Mit dem Hochgeschwindigkeitszug Shinkansen ist man von Tokio aus in knapp drei Stunden in Osaka, der nach Tokio und Yokohama drittgrößten Stadt in Japan. Schon beim Verlassen des Bahnhofes fällt direkt auf, dass Osaka mit immerhin auch knapp 2,7 Millionen Einwohnern sich deutlich von Tokyo und auch anderen Städte in Japan unterscheidet, und zwar nicht nur weil hier die Leute im Gegensatz zu Tokyo, wie bei uns in Europa auf der Rolltreppe rechts stehen und links gehen. Hier gehen die Menschen auch schon mal bei Rot über die Straße, in Tokio haben wir das nie gesehen. Die Einwohner von Osaka wirken selbst in den überfüllten Hot Spots lange nicht so gehetzt wie die Hauptstädter. Auch der Klamotten-Stil ist anders. Während Tokio eher businessmäßig daher kommt, dominiert in Osaka lässiges Outfit. Erfahrene Japanreisende sagten mir die geschäftigen Tokioter haben gute Manieren, die Einwohner von Osaka gute Laune. Und das ist wirklich überall zu beobachten, die Menschen in Osaka sind spontan, lebenslustig, angenehm weltoffen, ein wenig schräg und weit weniger traditionell als andere Städte im Land der aufgehenden Sonne. Das Leben hat hier einfach eine andere Geschwindigkeit als in Tokyo.
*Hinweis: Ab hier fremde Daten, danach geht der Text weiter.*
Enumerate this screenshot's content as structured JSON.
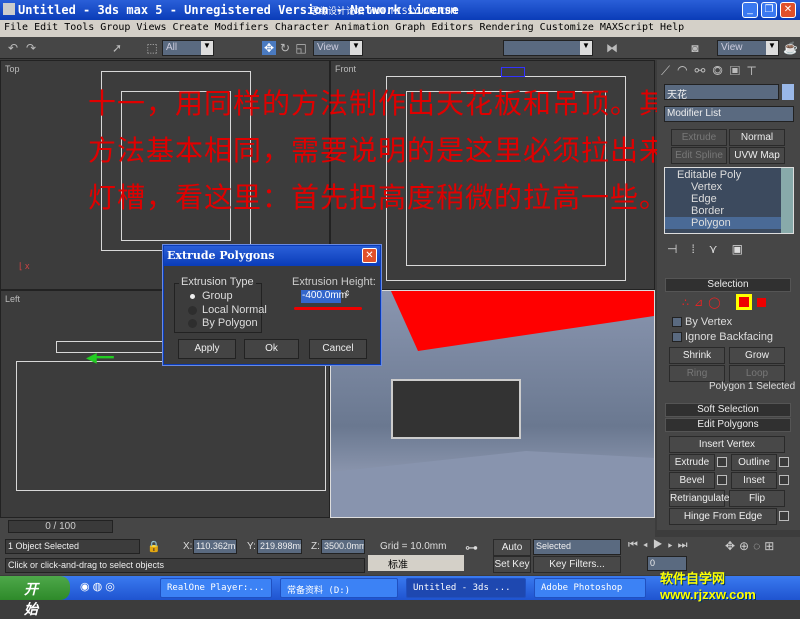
{
  "window": {
    "title": "Untitled - 3ds max 5 - Unregistered Version - Network License",
    "watermark": "思缘设计论坛 WWW.MISSYUAN.COM"
  },
  "menu": [
    "File",
    "Edit",
    "Tools",
    "Group",
    "Views",
    "Create",
    "Modifiers",
    "Character",
    "Animation",
    "Graph Editors",
    "Rendering",
    "Customize",
    "MAXScript",
    "Help"
  ],
  "toolbar": {
    "selection_filter": "All",
    "ref_coord": "View",
    "named_sel": "",
    "view2": "View"
  },
  "viewports": {
    "top": "Top",
    "front": "Front",
    "left": "Left",
    "persp": ""
  },
  "annotation": [
    "十一，用同样的方法制作出天花板和吊顶。其",
    "方法基本相同，需要说明的是这里必须拉出来",
    "灯槽，看这里：首先把高度稍微的拉高一些。"
  ],
  "dialog": {
    "title": "Extrude Polygons",
    "type_label": "Extrusion Type",
    "options": [
      "Group",
      "Local Normal",
      "By Polygon"
    ],
    "selected": "Group",
    "height_label": "Extrusion Height:",
    "height_value": "-400.0mm",
    "apply": "Apply",
    "ok": "Ok",
    "cancel": "Cancel"
  },
  "panel": {
    "object_name": "天花",
    "modifier_list": "Modifier List",
    "buttons": [
      "Extrude",
      "Normal",
      "Edit Spline",
      "UVW Map"
    ],
    "stack": [
      "Editable Poly",
      "Vertex",
      "Edge",
      "Border",
      "Polygon"
    ],
    "stack_selected": "Polygon",
    "selection": {
      "title": "Selection",
      "by_vertex": "By Vertex",
      "ignore_backfacing": "Ignore Backfacing",
      "shrink": "Shrink",
      "grow": "Grow",
      "ring": "Ring",
      "loop": "Loop",
      "status": "Polygon 1 Selected"
    },
    "soft_selection": "Soft Selection",
    "edit_polygons": {
      "title": "Edit Polygons",
      "insert_vertex": "Insert Vertex",
      "extrude": "Extrude",
      "outline": "Outline",
      "bevel": "Bevel",
      "inset": "Inset",
      "retriangulate": "Retriangulate",
      "flip": "Flip",
      "hinge": "Hinge From Edge"
    }
  },
  "timeline": {
    "frame": "0 / 100"
  },
  "status": {
    "selected": "1 Object Selected",
    "prompt": "Click or click-and-drag to select objects",
    "x": "110.362mm",
    "y": "219.898mm",
    "z": "3500.0mm",
    "grid": "Grid = 10.0mm",
    "auto_key": "Auto Key",
    "set_key": "Set Key",
    "key_mode": "Selected",
    "key_filters": "Key Filters...",
    "current_frame": "0",
    "ime": "标准"
  },
  "taskbar": {
    "start": "开始",
    "tasks": [
      "RealOne Player:...",
      "常备资料 (D:)",
      "Untitled - 3ds ...",
      "Adobe Photoshop"
    ],
    "active": "Untitled - 3ds ...",
    "logo": "软件自学网 www.rjzxw.com"
  },
  "colors": {
    "accent": "#ff0000",
    "titlebar": "#0a3cb8",
    "selection_highlight": "#ffff00"
  }
}
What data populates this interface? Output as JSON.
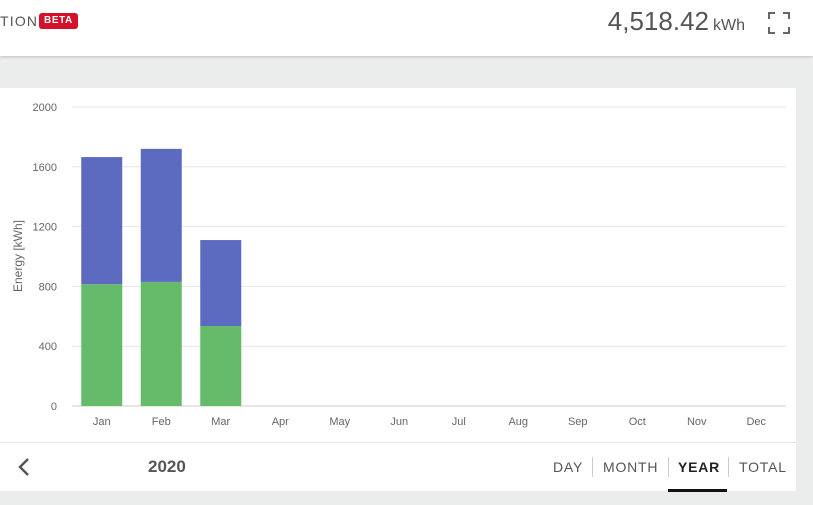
{
  "header": {
    "title": "TION",
    "badge": "BETA",
    "total_value": "4,518.42",
    "total_unit": "kWh",
    "fullscreen_icon": "fullscreen-icon"
  },
  "footer": {
    "year": "2020",
    "prev_icon": "chevron-left-icon",
    "tabs": [
      {
        "label": "DAY",
        "active": false
      },
      {
        "label": "MONTH",
        "active": false
      },
      {
        "label": "YEAR",
        "active": true
      },
      {
        "label": "TOTAL",
        "active": false
      }
    ]
  },
  "colors": {
    "series_green": "#66bb6a",
    "series_blue": "#5c6bc0",
    "badge": "#d3112b"
  },
  "chart_data": {
    "type": "bar",
    "stacked": true,
    "ylabel": "Energy [kWh]",
    "xlabel": "",
    "ylim": [
      0,
      2000
    ],
    "yticks": [
      0,
      400,
      800,
      1200,
      1600,
      2000
    ],
    "grid": true,
    "categories": [
      "Jan",
      "Feb",
      "Mar",
      "Apr",
      "May",
      "Jun",
      "Jul",
      "Aug",
      "Sep",
      "Oct",
      "Nov",
      "Dec"
    ],
    "series": [
      {
        "color": "#66bb6a",
        "values": [
          815,
          830,
          535,
          0,
          0,
          0,
          0,
          0,
          0,
          0,
          0,
          0
        ]
      },
      {
        "color": "#5c6bc0",
        "values": [
          850,
          890,
          575,
          0,
          0,
          0,
          0,
          0,
          0,
          0,
          0,
          0
        ]
      }
    ]
  }
}
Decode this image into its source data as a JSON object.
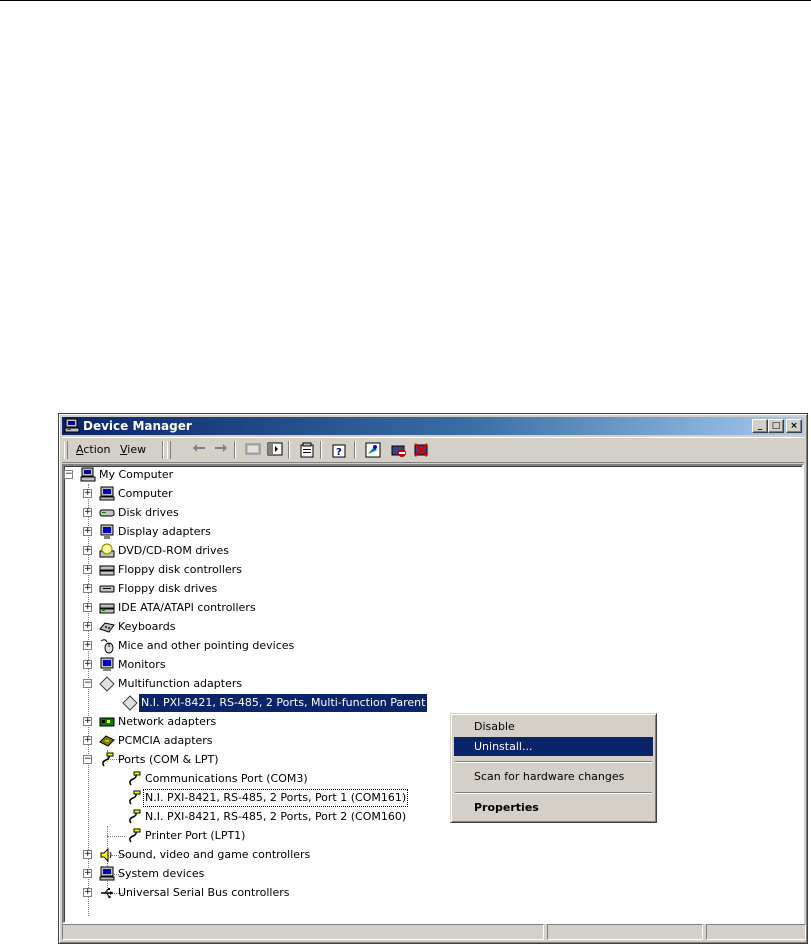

Ansonsten gibt es hier selbstverständlich auch verglaste Bürotürme -sogar der höchste bewohnte Wolkenkratzer Japans-, bunte Unterhaltungsviertel, Kapsel- und Love-Hotels und riesige unterirdische Einkaufsstraßen stehen für Osaka, ebenso wie viele schöne Tempelanlagen und eine historische Burg, eines der beliebtesten Fotomotive der Stadt und auch ihr Wahrzeichen.

In dem weitläufigen Park außerhalb der Festungsmauern blühen je nach Saison hunderte Kirsch-, Pflaumen- und Aprikosenbäume, die zur jeweiligen Blüte und auch zur Blätterfärbung im Herbst ein prachtvolles Bild abgeben und nicht nur die Touristen, sondern auch viele Einheimische anlocken.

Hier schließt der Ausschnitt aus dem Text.